Sta di fatto che per le armi bianche non funziona così: le armi bianche, ai fini della legge, sono praticamente come le armi da fuoco. Quindi, per acquistarle bisogna essere in possesso di un porto d’armi o di un nulla osta e occorre andarle a denunciare all’autorità di Ps (commissariato o stazione carabinieri) entro 72 ore dall’acquisto. Per poter effettuare la denuncia, è necessario quindi che il cedente (armeria o privato) rilasci una apposita dichiarazione di vendita, con data.
Ovviamente è anche possibile che un’arma bianca venga trovata in cantina: in tal caso, si seguirà la procedura prevista per il rinvenimento di armi, quindi senza spostare l’arma dal luogo di ritrovamento, si dovrà andare entro le 72 ore successive all’autorità di Ps per denunciare il rinvenimento. L’autorità di Ps, se non sussistono motivi ostativi (condanne penali eccetera), nella maggior parte dei casi consente di denunciare l’arma bianca rinvenuta e di detenerla senza tutte le formalità richieste per le armi da fuoco (certificati medici eccetera).
Stesso discorso per la vendita: se un cittadino ha un’arma bianca in denuncia e la vuole vendere, può farlo solo nei confronti di un cittadino che sia in possesso di un porto d’armi in corso di validità o di un nulla osta.
La normativa italiana prevede un solo tipo di licenza di porto d’armi che consenta il porto di un’arma bianca, ed è il porto di bastone animato per difesa personale, istituto ormai anacronistico e non più rilasciato da decenni. A parte questo “caso di scuola”, per le armi bianche non è consentito il porto (quindi addosso alla persona, in condizioni di prontezza d’impiego) in modo assoluto.
La risposta è… quante volete. Le norme in materia di armi prevedono, infatti, un limite numerico per determinate tipologie di armi da fuoco (3 comuni, 12 sportive, 8 antiche), nulla è invece previsto per quanto riguarda la detenzione delle armi bianche. Quindi, fatto salvo (giova ripeterlo) l’obbligo della denuncia, è possibile detenere 2, 3, 10, 100, 1.000 armi bianche.

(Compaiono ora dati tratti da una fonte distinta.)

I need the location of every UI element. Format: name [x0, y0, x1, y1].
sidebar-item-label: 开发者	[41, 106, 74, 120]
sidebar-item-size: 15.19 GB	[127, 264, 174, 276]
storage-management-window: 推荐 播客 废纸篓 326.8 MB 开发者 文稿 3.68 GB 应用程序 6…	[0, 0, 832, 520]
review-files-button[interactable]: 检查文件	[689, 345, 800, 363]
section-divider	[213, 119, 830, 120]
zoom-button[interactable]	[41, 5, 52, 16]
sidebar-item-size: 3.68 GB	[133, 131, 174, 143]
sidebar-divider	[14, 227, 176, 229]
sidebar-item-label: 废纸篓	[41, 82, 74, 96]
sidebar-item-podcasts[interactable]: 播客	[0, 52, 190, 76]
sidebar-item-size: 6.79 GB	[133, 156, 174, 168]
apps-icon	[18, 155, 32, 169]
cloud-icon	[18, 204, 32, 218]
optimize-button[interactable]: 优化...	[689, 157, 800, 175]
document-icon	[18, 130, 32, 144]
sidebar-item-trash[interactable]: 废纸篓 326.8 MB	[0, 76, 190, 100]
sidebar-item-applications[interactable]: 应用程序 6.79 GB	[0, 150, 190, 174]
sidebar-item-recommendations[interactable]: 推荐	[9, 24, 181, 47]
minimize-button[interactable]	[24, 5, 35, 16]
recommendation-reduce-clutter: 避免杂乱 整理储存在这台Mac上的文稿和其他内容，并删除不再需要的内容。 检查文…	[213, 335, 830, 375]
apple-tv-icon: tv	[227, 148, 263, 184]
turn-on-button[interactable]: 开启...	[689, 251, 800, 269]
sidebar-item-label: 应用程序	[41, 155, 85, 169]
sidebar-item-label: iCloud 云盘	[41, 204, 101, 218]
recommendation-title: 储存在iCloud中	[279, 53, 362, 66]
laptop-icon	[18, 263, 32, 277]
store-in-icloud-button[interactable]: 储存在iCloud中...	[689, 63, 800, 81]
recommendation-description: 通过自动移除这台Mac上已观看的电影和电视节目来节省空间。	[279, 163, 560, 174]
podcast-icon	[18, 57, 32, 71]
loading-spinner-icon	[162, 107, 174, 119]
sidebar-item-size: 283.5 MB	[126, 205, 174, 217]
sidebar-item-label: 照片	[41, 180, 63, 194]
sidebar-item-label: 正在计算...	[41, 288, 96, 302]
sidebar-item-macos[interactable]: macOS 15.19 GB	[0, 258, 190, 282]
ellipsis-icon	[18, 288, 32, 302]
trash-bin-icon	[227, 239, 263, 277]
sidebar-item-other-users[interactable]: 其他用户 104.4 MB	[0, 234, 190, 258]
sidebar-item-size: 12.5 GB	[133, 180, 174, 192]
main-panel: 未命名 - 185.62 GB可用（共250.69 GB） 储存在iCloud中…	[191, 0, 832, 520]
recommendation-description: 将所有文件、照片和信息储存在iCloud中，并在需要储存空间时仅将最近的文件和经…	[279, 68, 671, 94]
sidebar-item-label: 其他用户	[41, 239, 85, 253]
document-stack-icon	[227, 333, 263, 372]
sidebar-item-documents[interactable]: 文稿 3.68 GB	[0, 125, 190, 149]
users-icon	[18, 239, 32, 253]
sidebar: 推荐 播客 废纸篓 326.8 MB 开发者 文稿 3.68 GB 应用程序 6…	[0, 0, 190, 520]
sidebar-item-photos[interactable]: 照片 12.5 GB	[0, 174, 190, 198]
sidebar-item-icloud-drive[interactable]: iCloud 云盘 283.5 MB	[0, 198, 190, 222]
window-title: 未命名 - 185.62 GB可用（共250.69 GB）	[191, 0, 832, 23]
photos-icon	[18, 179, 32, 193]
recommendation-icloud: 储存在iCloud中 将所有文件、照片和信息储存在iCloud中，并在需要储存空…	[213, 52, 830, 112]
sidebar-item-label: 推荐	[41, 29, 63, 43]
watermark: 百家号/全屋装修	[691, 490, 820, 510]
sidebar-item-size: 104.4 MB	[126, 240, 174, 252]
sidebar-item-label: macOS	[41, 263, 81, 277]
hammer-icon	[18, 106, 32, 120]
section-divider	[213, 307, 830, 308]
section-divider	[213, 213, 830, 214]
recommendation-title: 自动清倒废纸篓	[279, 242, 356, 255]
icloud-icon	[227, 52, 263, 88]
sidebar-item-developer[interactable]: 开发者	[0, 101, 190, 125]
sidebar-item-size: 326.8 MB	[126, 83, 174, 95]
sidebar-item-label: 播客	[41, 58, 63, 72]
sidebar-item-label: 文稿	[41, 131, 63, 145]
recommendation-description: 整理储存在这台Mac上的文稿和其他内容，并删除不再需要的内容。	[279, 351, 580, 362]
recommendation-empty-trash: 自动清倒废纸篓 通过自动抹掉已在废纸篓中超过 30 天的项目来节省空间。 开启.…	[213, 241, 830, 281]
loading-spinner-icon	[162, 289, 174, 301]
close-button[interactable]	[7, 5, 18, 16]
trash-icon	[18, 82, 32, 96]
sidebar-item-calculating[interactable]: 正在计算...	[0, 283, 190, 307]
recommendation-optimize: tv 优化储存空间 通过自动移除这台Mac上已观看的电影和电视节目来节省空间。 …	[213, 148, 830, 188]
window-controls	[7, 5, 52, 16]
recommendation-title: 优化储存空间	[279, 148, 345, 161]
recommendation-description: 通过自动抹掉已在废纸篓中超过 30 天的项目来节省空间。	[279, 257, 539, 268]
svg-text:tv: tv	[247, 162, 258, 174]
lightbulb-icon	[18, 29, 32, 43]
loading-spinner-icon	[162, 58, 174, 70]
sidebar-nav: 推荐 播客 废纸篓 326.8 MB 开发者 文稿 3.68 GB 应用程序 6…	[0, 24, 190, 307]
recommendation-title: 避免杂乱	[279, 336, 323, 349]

…”Ni”. In realtà, non essendo previsto un limite numerico per la detenzione delle armi bianche, non esiste una specifica licenza di collezione per le armi bianche. Vero è, però, che alcune questure hanno rilasciato a cittadini appassionati di spade e sciabole d’epoca una licenza di collezione per armi antiche, visto che secondo l’articolo 10 della legge 110/75 sono armi antiche “quelle ad avancarica e quelle fabbricate anteriormente al 1890”. È altrettanto vero, tuttavia, che la licenza di collezione non sarebbe in realtà destinata alle armi bianche, visto che il decreto ministeriale 14 aprile 1982, che appunto disciplina le armi antiche e ha istituito la specifica licenza di collezione, chiarisce (art. 1) che il proprio campo di applicazione sono “le armi da sparo antiche” e “le armi da sparo artistiche o rare di importanza storica di modelli anteriori al 1890”.